Highlights from the management commentary

* Commercial production has commenced from Marwar and Mundwa integrated unit (3mtpa clinker; 1.8mtpa grinding unit). It has the potential to enhance cement sales by 5mt.

* In the medium term, cement demand will be driven by the government's continued focus on capital expenditure and rural demand, which is expected to be buoyant, backed by a revival in Agricultural activity.

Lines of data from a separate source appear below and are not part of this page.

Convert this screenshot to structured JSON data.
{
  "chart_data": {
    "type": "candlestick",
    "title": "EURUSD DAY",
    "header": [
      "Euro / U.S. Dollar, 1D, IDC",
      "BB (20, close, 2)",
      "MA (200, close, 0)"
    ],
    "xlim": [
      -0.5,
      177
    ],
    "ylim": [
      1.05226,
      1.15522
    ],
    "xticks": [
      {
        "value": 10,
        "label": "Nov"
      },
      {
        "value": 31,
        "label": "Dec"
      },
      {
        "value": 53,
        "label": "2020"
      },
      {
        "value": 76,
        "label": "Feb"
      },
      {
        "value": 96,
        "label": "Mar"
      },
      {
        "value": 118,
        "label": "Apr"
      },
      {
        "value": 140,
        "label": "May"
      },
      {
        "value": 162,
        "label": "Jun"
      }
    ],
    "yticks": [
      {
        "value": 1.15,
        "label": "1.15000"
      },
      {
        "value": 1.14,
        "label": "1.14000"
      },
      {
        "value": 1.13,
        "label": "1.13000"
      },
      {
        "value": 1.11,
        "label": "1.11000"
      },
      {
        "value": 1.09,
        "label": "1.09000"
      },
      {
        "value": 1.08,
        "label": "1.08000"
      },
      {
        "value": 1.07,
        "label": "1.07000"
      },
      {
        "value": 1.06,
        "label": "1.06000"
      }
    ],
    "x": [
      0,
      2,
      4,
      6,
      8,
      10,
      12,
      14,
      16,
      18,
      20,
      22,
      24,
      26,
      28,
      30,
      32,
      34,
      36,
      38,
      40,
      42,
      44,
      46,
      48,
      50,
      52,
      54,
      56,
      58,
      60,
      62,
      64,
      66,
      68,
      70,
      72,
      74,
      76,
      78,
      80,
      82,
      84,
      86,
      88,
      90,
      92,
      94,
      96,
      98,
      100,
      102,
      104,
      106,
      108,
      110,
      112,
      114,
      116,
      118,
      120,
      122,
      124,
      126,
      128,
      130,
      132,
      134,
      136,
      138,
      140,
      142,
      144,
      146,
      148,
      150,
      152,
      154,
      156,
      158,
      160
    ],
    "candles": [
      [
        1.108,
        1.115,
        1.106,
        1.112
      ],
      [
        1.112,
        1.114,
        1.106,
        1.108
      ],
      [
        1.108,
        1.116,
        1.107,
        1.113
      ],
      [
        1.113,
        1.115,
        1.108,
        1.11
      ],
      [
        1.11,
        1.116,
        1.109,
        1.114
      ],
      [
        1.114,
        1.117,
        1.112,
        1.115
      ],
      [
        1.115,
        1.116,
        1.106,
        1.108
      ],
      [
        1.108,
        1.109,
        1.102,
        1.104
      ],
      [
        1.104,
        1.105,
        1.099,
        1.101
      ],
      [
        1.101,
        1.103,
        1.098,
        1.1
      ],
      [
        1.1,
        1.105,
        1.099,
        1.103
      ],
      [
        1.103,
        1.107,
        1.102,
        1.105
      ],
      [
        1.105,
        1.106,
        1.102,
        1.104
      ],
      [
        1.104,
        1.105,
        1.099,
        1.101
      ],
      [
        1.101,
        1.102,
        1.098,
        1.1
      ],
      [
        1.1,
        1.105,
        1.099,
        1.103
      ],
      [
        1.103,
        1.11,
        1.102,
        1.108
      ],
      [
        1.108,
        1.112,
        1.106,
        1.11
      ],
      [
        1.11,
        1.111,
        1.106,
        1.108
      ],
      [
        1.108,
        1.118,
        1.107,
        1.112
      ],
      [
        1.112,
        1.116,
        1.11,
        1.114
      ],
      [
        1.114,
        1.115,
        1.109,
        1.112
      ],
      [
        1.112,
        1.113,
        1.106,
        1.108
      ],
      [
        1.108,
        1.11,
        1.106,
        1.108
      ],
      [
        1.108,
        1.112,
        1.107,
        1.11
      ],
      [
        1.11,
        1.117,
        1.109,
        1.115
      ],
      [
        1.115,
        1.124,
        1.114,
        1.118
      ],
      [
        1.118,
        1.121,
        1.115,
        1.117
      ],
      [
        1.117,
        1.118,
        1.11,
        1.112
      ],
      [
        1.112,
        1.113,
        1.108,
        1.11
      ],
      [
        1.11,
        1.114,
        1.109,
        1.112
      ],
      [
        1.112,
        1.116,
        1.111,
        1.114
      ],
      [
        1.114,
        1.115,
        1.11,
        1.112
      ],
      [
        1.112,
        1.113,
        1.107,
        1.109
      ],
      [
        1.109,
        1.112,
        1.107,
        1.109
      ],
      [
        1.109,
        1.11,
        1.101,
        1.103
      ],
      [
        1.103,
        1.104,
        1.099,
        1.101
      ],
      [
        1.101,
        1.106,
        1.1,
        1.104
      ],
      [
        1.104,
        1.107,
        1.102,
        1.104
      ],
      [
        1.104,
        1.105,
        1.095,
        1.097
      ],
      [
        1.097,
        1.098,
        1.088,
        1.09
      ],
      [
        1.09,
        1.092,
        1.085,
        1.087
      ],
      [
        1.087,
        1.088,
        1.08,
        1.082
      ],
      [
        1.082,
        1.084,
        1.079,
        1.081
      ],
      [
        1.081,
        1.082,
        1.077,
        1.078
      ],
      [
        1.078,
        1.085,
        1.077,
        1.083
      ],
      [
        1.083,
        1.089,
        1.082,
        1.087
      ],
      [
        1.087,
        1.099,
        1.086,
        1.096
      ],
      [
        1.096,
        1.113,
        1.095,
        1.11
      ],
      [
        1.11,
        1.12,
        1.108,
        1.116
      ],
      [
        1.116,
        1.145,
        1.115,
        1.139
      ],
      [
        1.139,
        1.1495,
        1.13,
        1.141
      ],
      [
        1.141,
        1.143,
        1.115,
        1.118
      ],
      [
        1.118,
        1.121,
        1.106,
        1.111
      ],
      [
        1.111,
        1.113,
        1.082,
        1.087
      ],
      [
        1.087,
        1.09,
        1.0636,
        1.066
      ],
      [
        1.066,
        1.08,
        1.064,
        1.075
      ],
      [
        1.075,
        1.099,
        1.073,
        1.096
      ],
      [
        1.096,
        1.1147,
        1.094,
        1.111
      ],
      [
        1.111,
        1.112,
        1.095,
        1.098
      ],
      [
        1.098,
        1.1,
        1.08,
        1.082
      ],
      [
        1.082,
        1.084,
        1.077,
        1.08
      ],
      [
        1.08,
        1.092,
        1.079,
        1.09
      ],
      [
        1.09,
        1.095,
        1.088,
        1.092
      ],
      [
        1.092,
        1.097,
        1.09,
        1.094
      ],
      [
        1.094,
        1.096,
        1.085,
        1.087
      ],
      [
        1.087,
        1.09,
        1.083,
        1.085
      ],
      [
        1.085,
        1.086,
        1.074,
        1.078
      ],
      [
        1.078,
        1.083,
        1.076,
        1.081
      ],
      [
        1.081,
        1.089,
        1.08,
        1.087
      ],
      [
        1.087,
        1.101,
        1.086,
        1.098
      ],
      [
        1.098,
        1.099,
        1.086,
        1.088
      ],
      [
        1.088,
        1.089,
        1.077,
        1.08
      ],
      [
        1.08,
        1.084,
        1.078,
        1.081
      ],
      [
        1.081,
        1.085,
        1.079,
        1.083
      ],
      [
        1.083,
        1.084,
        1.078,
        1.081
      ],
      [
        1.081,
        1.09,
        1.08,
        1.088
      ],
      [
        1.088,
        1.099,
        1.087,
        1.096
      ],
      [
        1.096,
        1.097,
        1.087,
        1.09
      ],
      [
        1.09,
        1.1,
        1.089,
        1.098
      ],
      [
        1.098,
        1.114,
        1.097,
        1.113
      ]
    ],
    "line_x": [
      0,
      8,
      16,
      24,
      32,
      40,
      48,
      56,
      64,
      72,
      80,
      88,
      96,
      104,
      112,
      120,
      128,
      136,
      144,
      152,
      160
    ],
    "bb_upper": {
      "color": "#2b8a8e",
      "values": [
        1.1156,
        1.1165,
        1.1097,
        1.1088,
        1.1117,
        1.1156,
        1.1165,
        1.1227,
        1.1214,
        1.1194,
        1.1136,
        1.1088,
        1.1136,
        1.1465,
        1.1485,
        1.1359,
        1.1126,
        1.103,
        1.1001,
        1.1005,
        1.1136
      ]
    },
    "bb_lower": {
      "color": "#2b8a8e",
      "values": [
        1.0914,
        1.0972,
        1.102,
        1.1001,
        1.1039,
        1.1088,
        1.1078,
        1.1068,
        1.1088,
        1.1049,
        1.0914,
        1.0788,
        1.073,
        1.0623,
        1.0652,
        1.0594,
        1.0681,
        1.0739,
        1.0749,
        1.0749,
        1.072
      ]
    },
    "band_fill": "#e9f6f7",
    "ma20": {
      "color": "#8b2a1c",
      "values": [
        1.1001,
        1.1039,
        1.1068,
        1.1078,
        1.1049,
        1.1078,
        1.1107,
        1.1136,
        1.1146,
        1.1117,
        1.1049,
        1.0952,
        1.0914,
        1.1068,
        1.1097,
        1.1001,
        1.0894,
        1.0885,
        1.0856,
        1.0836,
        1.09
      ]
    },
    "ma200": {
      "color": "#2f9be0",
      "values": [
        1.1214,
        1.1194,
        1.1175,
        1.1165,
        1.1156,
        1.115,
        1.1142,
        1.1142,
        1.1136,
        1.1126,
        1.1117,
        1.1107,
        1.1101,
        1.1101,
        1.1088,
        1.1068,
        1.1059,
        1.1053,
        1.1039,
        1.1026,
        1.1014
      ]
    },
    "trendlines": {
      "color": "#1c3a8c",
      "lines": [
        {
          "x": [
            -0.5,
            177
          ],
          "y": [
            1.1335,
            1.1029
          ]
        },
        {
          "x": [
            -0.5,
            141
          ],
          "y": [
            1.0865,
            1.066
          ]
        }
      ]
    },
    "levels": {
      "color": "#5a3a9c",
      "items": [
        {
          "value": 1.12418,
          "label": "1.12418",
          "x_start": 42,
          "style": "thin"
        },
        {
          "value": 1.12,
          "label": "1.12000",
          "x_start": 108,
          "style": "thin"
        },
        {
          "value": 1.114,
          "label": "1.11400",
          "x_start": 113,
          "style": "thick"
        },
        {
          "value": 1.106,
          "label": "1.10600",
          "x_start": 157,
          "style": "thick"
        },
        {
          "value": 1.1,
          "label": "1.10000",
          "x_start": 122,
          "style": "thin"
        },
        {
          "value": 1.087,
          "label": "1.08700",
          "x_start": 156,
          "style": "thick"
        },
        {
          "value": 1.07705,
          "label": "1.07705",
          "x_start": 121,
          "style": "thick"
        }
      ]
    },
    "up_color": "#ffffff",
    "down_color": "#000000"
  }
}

* Production has started from the Gare Palma coal block, which will provide fuel linkage to the Bhatapara plant in East India. The railway siding at Rabriyawas has turned operational.

 

Valuation prices in growth outlook

* ACEM has recently commenced commercial production at Marwar and Mundwa in Rajasthan, which will help it achieve a 5mt growth in production (17.6% of CY20 installed capacities). We estimate 10.3% sales volume CAGR over CY20-23E, which should help it gain a market share of 40-50bp.

* It trades at 13.4x/11.7x CY22E/CY23E EV/EBITDA, which prices in its nearterm growth outlook. We maintain our Neutral rating and value the stock at 13x Sep’23E EV/EBITDA to arrive at our TP of INR410. We have not ascribed any holding company discount for its stake in ACC.